I decided to try my hand at Irish stew once I saw this recipe in Everyday Food. Below are my adaptations. It's really easy and smells so good once it gets in the oven. AND, it's got Guinness in it. Growing up on Chicago's southwest side, I learned early on that everything tastes better with a little Guinness.
Irish Stout Stew
(Adapted from Everyday Food)
4 lbs. beef chuck, cut into 1 inch cubes
1/4 c. all-purpose flour
2 cans (6 oz. each) tomato paste
2 1/2 lbs. new potatoes, scrubbed clean
2 medium onions, chopped roughly
4 c. beef stock
1 bottle Irish stout beer
10 garlic cloves, smashed
2 boxes (20 oz total) frozen baby peas, thawed
Preheat oven to 350 F. Season beef with salt and pepper. In a 5 quart Dutch oven or heavy pot, toss beef with flour. Stir in tomato paste.
Add potatoes, onions, stock, beer, and garlic. Season with salt and pepper. Cover, and bring to a boil over medium-high heat, stirring occassionally.
Transfer pot to oven, and cook covered for 2 1/2 to 3 hours (until beef is tender). Stir in peas and heat through. Adjust seasonings again if necessary. Serve warm.

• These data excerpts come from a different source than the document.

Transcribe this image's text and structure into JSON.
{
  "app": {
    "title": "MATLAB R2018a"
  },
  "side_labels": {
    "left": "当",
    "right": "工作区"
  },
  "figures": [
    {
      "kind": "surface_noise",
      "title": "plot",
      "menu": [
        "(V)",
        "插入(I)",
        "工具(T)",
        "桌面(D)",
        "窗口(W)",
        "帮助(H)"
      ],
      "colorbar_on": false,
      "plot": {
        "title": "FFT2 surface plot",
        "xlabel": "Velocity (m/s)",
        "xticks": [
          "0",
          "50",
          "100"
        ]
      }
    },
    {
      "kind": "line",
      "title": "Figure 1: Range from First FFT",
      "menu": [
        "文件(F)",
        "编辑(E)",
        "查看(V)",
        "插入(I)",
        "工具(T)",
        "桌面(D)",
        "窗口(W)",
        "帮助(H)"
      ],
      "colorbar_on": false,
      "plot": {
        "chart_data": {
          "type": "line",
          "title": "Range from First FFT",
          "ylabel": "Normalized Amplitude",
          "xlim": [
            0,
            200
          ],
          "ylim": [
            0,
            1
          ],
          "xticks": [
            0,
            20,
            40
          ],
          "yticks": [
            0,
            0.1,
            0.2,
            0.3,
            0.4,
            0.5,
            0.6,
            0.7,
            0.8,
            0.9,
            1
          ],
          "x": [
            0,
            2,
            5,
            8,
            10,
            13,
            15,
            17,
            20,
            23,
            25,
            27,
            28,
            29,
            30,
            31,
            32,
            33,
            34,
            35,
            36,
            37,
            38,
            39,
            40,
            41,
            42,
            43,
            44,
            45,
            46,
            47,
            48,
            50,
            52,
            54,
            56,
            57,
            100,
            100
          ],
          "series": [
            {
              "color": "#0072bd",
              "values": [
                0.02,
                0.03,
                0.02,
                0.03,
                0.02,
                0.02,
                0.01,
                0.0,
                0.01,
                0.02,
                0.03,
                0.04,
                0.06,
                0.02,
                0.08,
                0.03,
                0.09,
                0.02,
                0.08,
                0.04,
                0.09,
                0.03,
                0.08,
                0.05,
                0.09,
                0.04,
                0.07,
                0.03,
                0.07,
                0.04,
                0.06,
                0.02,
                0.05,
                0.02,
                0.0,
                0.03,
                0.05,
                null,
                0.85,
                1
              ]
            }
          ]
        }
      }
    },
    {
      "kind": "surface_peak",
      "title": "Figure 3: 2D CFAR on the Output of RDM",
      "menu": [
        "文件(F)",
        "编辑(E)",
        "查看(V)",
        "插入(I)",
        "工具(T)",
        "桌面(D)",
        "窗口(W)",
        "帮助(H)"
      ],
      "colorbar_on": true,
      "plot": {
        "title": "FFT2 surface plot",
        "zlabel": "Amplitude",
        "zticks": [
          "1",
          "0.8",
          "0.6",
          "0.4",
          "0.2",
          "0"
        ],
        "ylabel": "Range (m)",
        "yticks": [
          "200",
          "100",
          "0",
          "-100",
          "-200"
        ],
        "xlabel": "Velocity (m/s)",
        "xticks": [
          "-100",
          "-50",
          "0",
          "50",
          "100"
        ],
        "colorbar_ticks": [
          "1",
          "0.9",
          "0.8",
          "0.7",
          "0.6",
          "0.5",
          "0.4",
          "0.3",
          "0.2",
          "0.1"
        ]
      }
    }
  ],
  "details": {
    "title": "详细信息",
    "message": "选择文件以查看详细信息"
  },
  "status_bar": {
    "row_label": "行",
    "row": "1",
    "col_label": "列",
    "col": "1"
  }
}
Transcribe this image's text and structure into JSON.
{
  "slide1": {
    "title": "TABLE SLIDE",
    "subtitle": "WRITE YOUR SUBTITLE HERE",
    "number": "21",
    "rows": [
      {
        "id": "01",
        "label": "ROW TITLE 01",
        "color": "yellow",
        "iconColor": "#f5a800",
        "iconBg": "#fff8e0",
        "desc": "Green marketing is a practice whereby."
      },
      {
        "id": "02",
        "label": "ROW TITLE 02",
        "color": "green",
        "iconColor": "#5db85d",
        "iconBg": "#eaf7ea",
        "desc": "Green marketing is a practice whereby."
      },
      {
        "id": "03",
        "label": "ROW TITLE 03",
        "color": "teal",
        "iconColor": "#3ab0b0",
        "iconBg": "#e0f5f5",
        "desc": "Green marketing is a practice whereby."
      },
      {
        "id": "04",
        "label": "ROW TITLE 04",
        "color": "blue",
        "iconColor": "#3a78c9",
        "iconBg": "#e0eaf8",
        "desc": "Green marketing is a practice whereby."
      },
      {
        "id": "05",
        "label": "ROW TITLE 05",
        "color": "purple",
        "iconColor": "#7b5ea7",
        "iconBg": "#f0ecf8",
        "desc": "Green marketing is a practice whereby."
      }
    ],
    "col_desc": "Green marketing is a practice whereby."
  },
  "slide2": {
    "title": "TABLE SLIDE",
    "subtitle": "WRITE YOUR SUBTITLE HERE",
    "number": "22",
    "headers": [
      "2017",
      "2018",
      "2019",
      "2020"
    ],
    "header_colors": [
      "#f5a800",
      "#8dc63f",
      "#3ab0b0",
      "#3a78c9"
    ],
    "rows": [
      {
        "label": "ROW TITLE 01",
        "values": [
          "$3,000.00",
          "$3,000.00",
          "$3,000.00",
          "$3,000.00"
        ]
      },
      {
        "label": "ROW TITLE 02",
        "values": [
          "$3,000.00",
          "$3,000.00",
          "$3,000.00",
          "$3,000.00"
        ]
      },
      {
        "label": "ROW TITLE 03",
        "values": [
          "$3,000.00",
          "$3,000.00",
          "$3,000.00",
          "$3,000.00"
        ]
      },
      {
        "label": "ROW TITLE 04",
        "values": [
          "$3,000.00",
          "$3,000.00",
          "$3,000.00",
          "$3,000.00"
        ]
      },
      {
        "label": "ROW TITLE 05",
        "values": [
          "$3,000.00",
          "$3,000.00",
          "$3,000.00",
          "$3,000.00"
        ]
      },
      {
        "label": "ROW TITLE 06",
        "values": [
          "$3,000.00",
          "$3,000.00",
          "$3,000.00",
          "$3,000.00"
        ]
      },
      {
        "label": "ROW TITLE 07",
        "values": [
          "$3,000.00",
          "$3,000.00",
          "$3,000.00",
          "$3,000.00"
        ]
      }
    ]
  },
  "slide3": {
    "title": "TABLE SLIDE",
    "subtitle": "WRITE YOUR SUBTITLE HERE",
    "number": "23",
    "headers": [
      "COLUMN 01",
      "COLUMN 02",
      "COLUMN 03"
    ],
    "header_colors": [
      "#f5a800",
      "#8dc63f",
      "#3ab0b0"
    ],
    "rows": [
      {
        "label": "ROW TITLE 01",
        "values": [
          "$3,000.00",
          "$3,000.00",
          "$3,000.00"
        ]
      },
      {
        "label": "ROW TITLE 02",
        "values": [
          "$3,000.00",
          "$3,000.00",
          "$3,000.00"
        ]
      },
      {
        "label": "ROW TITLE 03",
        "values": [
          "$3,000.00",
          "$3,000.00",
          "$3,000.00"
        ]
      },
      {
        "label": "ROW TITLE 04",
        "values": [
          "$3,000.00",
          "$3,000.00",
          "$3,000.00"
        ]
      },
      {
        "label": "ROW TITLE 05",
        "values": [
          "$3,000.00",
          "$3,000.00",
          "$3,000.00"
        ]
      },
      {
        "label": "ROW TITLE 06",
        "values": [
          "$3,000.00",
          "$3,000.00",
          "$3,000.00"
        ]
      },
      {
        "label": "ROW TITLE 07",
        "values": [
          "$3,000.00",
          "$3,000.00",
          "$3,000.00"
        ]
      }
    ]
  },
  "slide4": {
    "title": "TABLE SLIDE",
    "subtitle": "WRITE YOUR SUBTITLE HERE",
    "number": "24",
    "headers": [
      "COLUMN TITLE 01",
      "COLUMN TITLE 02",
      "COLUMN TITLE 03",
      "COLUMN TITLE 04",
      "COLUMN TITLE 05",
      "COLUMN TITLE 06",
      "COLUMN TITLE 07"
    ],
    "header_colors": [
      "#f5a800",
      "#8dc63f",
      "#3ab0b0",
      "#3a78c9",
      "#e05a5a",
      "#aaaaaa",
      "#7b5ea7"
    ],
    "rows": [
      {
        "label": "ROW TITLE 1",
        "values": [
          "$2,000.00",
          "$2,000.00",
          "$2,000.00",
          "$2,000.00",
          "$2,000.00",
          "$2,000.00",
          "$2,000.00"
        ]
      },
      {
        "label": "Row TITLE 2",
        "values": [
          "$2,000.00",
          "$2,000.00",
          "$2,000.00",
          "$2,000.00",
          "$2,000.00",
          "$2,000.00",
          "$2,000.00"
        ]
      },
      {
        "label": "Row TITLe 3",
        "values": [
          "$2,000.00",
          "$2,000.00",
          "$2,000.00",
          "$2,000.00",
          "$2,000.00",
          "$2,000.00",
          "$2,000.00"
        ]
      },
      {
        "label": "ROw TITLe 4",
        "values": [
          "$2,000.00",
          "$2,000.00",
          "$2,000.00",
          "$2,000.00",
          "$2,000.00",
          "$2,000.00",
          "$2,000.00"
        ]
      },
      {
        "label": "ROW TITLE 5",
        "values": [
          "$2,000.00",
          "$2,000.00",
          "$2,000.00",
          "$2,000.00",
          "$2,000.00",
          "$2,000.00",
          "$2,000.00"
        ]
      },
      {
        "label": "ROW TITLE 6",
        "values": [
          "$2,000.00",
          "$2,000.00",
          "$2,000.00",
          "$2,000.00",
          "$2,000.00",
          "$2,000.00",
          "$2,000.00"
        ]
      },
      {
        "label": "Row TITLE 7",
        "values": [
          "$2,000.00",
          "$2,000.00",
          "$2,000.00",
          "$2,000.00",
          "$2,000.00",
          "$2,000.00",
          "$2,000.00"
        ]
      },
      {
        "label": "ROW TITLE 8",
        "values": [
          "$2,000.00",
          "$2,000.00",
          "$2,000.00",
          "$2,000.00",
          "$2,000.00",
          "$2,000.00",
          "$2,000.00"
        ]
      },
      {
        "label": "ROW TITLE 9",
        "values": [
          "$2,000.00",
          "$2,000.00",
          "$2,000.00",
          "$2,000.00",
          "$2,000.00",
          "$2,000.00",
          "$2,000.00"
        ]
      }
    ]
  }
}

- Irish stew is typically made with lamb's meat, but beef is a great substitute. I've actually only had Irish stew with lamb's meat once, and I've eaten it nearly every year at St. Patrick's Day.
- This is much healthier than typical Irish fare. When you think of traditional Irish food, you're thinking of food eaten by the middle and lower classes of traditional Ireland. Unfortunately, those traditional dishes include a lot of butter, cheese, meat, etc. Meals are typically a hodgepodge of ingredients because the lower classes and farmers never wasted anything. While this isn't entirely traditional, it's much healthier and heartier than a meal during say, the potato famine. :-)
- In my opinion, 20 oz. of peas is way too much. You can definitely get away with using one box/bag of peas.
- I quartered my potatoes just to extend the number of potatoes in the stew. That way, everyone could get at least a little potato.
- 2.5 lbs of potatoes = 6 medium sized potatoes
- I roughly chopped the onions. I think the larger size adds a rustic quality to the stew, and it's easier to roughly chop rather than dice up an onion.
- If you're looking to make this a little more traditional, add another root vegetable or two. Carrots would be great. Just add them about an hour before the stew is due to come out of the oven.
- I found this to be not quite "liquidy" enough, but that's just for my taste. Add another cup of stock or another bottle of beer to thin it out.
- I used white potatoes, but red potatoes are fine too.